Currently, I am the Co-Director of the Child Mortality and Prevention Surveillance (CHAMPS) project in Bangladesh. In this seven-country study, investigators aim to identify the etiology of stillbirths and child deaths to improve programs and policies for prevention. This study brings together epidemiological, medical and social behavioral science teams with demographic and health surveillance sites, experts in pathology, and laboratorians, to identify deaths and explain their causes.

I have led many public health initiatives in response to the COVID-19 pandemic. I was the co-lead for the Novel Coronavirus Research Compendium (NCRC,, a group of >60 faulty and trainees who reviewed a curated set of COVID-19 literature to inform public health and medical practice. I’ve led two free Coursera courses on contact tracing implementation and evaluation used across the US and worldwide, training millions of COVID-19 contact tracers. I was awarded the 2020 Shikani/El-Hibri Prize for Innovation and Discovery and the 2021 Excellence in the US COVID-19 Public Health Practice Award at the Johns Hopkins University for my contributions to pandemic response.

Board Member Representing Students, Trainees, Residents or Post-docs Candidates

Hannah Steinberg, PhD, MSPH
University of Illinois Chicago, United States

My long-term goal is to have a career in infectious disease diagnostic development, ideally for application in low resource settings. I love molecular biology – the elegance of every interaction and the chain of resulting events, the checks, and balances of these mechanisms and most of all the cunning circumventions contrived by pathogens to deregulate the system.  Basic science research does a striking job of studying pathogen interactions, and from this we have many chemical solutions to pathogen attack; unfortunately, medication alone does not solve the socioeconomic and infrastructure problems that allow curable diseases to persist. Diagnostics will not either, but through the development of inexpensive diagnostic devices for resource-limited settings we can begin to bridge the gap.
The struggle to improve the quality of healthcare and the equity of healthcare access are so tightly intertwined with public policy, international relations, and medical research that to make progress in one field demands progress in them all. I seek a career that will empower me to move science out of the lab and into patient settings. I am an academic who sees all divides between technological, medical, and social justice advancement as artificial and surmountable; who believes the scientific progress is a tool for the betterment of humanity.
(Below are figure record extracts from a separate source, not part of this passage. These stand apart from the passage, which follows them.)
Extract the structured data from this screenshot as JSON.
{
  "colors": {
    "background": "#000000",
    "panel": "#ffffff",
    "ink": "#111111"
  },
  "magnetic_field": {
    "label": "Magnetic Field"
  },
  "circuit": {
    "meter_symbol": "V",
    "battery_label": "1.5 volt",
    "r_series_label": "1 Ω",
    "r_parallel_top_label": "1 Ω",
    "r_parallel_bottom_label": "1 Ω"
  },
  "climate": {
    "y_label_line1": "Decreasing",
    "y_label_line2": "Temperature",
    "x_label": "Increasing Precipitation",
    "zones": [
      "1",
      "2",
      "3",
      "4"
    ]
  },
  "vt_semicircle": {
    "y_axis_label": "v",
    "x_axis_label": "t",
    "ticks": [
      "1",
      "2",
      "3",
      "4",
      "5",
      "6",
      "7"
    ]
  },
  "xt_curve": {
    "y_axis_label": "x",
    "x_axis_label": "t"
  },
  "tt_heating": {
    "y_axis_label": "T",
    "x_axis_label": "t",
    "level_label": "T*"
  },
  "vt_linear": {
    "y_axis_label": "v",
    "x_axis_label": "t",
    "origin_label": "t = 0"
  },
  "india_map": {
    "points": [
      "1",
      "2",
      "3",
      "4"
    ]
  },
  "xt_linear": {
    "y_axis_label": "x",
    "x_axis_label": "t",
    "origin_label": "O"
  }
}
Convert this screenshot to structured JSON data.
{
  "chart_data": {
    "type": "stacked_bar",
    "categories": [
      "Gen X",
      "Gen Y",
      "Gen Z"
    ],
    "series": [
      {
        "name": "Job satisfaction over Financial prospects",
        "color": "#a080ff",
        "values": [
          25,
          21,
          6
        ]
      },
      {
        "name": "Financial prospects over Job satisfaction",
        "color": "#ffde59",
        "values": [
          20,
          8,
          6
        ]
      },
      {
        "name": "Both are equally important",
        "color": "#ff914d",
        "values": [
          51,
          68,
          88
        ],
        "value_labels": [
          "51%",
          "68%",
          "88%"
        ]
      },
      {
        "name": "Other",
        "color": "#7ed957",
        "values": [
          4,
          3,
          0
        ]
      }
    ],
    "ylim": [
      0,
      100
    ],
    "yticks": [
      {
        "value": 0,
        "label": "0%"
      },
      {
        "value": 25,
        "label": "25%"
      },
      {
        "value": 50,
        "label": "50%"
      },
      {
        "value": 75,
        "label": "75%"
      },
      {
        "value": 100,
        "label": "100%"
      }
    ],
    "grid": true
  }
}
I may have chosen to pursue a career in medical research for selfish reasons—for my love of science and medicine—but I have committed myself to a career in public service because I believe that health is a human right. 

ASTMH is full of trainees and professionals such as myself who wish to leverage their skills and interests to work on critical problems in tropical medicine. As fields have become more siloed and more specialized, ASTMH continues to provide a critical venue for the exchange of ideas and interdisciplinary advancement.